The interviews I am analysing just now are showing me how difficult it can be to escape the complexity and multiple layers of future and present sentences, which can interact, exacerbate each other and cancel each other out.
For example, one participant was recently doing well in the community, seeing her son every day, staying with her mother and was off drugs for this period. She then got indicted for an offence she admits she DID commit, but because witnesses did not turn up, for which she ended up getting admonished. By then, though, she had relapsed and started taking drugs again in prison. Then she was indicted for the offence she was on remand for at the time of the interview. She admits committing this offence, but maintains it was self-defence. After that period of indictment she was released, again because witnesses did not attend, and was given a court date later, but did not turn up, so she was indicted again. At the same time (or this might be at the same time as the previous indictment – it is impossible for me, even reading back over the interview, to make complete sense of it all) she was serving a Community Payback Order. The judge had not wanted to give her one, given her record, but her lawyer had forced his hand by pointing out she had served significant time on remand already, so otherwise would not have been in prison much longer. She engaged well with this CPO and felt it was helping, but because she was indicted she was breached and given 15 months sentence for this breach. This means that, in effect, she has been punished quite severaly (lost a chance at rehabilitation, punished with 15 months imprisonment) for an offence of which she has not yet been proven guilty. However, she might serve these 15 months concurrently with her eventual sentence, so that, in effect, it disappears. In the meantime, however, she is back to being homeless because her mother does not want anything to return to her home because she is taking drugs again, and facing significant time in prison depending on the outcome of her trial. Furthermore, she is now recorded as having breached a CPO, making it less likely that she will receive one in the future.
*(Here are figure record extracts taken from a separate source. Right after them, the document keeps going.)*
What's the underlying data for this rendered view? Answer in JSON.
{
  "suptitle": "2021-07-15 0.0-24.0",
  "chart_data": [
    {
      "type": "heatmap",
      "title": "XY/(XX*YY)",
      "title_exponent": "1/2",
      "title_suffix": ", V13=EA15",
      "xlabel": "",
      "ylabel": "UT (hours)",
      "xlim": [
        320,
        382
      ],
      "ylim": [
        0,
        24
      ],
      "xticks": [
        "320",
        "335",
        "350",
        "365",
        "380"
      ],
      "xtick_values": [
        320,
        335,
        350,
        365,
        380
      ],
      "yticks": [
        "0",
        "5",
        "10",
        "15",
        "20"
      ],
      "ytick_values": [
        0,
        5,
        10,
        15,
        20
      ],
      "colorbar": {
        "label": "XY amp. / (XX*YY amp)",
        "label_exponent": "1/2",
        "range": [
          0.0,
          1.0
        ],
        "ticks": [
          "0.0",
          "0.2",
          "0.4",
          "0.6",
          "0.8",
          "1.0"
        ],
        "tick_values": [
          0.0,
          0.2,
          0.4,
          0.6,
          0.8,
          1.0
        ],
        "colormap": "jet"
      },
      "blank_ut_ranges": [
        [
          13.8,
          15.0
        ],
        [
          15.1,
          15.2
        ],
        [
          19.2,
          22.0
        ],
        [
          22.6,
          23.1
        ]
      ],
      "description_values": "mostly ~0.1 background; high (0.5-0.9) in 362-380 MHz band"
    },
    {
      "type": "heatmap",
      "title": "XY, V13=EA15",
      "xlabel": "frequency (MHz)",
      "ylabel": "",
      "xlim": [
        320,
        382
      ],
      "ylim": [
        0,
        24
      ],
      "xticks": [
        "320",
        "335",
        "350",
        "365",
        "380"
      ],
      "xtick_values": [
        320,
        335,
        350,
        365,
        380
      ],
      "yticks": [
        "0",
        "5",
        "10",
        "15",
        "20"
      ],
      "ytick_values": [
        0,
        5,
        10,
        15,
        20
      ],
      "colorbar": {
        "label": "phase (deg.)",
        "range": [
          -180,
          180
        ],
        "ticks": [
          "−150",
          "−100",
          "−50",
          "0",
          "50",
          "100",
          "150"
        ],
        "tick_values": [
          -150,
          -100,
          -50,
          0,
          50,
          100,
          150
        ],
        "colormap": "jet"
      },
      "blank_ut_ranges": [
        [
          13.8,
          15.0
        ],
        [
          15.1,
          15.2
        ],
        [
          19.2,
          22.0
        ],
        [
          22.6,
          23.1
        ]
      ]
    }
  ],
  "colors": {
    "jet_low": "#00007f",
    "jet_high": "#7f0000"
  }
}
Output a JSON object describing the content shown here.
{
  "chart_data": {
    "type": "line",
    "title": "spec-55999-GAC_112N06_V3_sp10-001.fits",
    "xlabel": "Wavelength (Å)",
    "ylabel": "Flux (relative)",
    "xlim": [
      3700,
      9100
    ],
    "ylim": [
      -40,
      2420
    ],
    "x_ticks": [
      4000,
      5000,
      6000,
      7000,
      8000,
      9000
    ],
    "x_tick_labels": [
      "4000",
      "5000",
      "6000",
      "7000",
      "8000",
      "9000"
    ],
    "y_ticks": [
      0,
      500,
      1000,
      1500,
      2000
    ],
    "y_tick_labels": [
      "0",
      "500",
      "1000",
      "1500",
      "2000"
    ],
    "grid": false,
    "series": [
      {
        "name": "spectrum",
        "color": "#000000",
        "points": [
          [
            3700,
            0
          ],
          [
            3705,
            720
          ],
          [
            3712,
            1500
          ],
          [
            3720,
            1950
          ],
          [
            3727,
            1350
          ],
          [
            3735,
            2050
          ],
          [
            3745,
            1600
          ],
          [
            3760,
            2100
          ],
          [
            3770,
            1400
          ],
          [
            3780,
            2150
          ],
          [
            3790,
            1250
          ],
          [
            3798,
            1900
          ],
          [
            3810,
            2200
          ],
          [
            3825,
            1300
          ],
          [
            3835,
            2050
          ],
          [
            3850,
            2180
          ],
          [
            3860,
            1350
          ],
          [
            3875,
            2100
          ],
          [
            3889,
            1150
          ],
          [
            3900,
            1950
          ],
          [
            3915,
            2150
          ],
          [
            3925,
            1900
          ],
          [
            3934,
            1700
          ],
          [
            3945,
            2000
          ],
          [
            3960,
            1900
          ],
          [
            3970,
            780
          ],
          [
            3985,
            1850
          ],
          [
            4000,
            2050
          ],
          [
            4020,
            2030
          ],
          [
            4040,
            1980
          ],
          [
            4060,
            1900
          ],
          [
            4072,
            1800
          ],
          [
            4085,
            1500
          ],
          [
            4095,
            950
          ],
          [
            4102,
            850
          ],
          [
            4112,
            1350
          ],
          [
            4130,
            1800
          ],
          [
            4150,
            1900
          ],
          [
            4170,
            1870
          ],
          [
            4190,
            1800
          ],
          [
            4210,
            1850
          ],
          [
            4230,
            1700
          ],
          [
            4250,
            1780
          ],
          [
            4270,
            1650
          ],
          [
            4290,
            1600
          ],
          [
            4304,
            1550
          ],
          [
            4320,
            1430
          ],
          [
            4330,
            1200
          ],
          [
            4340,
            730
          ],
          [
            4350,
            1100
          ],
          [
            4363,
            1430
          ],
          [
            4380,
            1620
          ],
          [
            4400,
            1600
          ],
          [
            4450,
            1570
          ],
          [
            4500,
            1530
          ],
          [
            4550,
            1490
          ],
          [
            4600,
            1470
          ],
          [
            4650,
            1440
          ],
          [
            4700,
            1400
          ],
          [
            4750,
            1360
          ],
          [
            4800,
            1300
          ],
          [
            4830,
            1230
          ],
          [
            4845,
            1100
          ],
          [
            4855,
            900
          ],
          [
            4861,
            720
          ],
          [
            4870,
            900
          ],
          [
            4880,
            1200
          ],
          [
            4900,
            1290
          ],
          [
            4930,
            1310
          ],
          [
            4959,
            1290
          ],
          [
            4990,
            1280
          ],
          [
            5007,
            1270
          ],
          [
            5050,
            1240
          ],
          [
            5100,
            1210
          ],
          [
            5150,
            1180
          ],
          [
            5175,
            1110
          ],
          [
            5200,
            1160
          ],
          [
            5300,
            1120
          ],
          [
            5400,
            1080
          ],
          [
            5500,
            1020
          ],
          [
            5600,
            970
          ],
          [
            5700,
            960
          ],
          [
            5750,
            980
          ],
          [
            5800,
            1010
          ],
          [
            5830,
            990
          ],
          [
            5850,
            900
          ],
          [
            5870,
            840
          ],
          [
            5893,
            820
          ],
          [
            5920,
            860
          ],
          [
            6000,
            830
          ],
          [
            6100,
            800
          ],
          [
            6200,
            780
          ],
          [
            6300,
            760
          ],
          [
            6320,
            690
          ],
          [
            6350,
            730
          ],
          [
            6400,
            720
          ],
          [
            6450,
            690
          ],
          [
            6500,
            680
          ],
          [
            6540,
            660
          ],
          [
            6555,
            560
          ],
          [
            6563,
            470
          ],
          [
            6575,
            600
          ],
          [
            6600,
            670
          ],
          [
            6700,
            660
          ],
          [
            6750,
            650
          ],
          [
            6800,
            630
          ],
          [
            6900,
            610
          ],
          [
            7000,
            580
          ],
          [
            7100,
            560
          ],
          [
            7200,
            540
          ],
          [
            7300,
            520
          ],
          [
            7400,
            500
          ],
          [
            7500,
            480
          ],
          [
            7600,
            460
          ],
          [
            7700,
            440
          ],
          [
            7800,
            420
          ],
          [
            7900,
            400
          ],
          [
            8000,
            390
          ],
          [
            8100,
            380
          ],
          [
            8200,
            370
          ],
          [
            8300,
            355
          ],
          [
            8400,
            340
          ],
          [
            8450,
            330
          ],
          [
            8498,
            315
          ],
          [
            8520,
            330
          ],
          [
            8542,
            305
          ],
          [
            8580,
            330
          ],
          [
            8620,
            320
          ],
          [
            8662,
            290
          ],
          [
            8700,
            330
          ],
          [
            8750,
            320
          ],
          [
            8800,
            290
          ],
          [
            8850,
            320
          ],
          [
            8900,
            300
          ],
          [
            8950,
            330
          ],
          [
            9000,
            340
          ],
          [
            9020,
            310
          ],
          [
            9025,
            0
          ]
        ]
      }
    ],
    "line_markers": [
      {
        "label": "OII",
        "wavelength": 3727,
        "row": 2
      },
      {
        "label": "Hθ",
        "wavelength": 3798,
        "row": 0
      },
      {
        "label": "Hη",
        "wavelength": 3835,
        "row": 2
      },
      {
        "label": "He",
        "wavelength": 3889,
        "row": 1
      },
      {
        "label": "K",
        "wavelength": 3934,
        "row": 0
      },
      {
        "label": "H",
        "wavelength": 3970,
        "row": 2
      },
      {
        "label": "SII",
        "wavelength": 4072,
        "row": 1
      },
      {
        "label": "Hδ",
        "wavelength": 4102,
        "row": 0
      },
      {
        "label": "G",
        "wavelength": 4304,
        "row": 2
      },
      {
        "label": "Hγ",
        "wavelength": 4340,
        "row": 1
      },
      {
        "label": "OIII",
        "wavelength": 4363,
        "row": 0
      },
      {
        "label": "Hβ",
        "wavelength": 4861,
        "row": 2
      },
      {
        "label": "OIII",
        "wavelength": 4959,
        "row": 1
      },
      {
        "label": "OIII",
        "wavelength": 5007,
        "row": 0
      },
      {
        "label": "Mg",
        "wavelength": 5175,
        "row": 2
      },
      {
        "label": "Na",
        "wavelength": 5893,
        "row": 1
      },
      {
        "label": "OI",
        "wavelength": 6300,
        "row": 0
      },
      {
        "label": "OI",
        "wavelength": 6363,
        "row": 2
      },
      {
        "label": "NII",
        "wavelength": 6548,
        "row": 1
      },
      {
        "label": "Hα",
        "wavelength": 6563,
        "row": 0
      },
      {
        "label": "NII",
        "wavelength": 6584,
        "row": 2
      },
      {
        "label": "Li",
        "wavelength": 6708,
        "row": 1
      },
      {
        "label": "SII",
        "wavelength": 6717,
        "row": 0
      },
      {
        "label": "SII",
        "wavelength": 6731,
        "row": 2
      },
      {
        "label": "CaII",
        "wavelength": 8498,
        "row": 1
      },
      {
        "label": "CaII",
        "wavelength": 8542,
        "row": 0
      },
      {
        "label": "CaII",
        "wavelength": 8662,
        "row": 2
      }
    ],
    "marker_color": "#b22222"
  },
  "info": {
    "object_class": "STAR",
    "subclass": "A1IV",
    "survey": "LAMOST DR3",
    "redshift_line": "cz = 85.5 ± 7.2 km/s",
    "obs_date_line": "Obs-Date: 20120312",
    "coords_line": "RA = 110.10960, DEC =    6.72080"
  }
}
It takes some wherewithal to make sense of such a situation, to keep track of all the possible and actual sentences at the same time. So many people just don’t bother, don’t think about the future, ‘take one day at a time’ and just do this until they are eventually released. However, even on the outside sentences still loom. As one participant said “even when I’m doing well, I’ve always got court cases hanging over me, from the past”. The ties that bind people to the justice system are knotted indeed.